Fundamental Techniques in Handling People

1. Don't criticize, condemn or complain.

2. Give honest and sincere appreciation.

3. Arouse in the other person an eager want.

Six Ways to Make People Like You

1. Become genuinely interested in other people.

2. Smile.

3. Remember that a person's name is to that person the sweetest and most important sound in an language.

4. Be a good listener. Encourage others to talk about themselves.

5. Talk in terms of the other person's interests.

6. Make the other person feel important—and do it sincerely.

Win People Over To Your Way of Thinking

1. The only way to get the best of an argument is to avoid it.

2. Show respect for the other person's opinions. Never say, "You're wrong."

3. If you are wrong, admit it quickly and emphatically.

4. Begin in a friendly way.

5. Get the other person saying "yes, yes" immediately.

6. Let the other person do a great deal of the talking.

7. Let the other person feel that the idea is his or hers.

8. Try honestly to see things from the other person's point of view.

9. Be sympathetic with the other person's ideas and desires.

10. Appeal to the nobler motives.

11. Dramatize your ideas.

12. Throw down a challenge.

Be a Leader: How to Change People Without Giving Offense or Arousing Resentment

"A leader's job often includes changing your people's attitudes and behavior.

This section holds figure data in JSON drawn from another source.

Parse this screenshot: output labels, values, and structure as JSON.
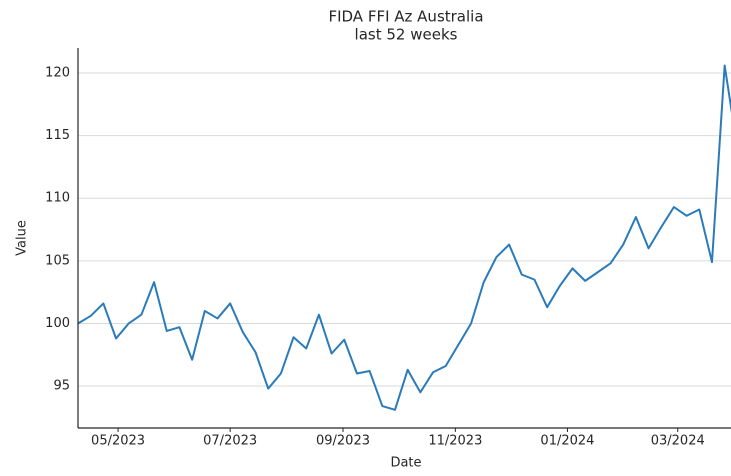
{
  "chart_data": {
    "type": "line",
    "title": "FIDA FFI Az Australia",
    "subtitle": "last 52 weeks",
    "x_label": "Date",
    "y_label": "Value",
    "series": [
      {
        "name": "Value",
        "color": "#2b7bba",
        "values": [
          100.0,
          100.6,
          101.6,
          98.8,
          100.0,
          100.7,
          103.3,
          99.4,
          99.7,
          97.1,
          101.0,
          100.4,
          101.6,
          99.3,
          97.7,
          94.8,
          96.0,
          98.9,
          98.0,
          100.7,
          97.6,
          98.7,
          96.0,
          96.2,
          93.4,
          93.1,
          96.3,
          94.5,
          96.1,
          96.6,
          98.3,
          100.0,
          103.3,
          105.3,
          106.3,
          103.9,
          103.5,
          101.3,
          103.0,
          104.4,
          103.4,
          104.1,
          104.8,
          106.3,
          108.5,
          106.0,
          107.7,
          109.3,
          108.6,
          109.1,
          104.9,
          120.6,
          114.0
        ]
      }
    ],
    "xlim": [
      0,
      51.5
    ],
    "xticks": [
      {
        "value": 3.16,
        "label": "05/2023"
      },
      {
        "value": 12.0,
        "label": "07/2023"
      },
      {
        "value": 20.9,
        "label": "09/2023"
      },
      {
        "value": 29.76,
        "label": "11/2023"
      },
      {
        "value": 38.6,
        "label": "01/2024"
      },
      {
        "value": 47.3,
        "label": "03/2024"
      }
    ],
    "ylim": [
      91.65,
      122.0
    ],
    "yticks": [
      95,
      100,
      105,
      110,
      115,
      120
    ],
    "grid": true
  }
}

Some suggestions to accomplish this:"

1. Begin with honest praise and appreciation.

2. Call attention to people's mistakes indirectly.

3. Talk about your own mistakes before criticizing the other person.

4. Ask questions instead of giving direct orders.

5. Let the other person save face.

6. Praise the slightest improvement and praise every improvement. Be "hearty in your approbation and lavish in your praise."

7. Give the other person a fine reputation to live up to.

8. Use Encouragement. Make the fault seem easy to correct.

9. Make the other person happy about doing the thing you suggest.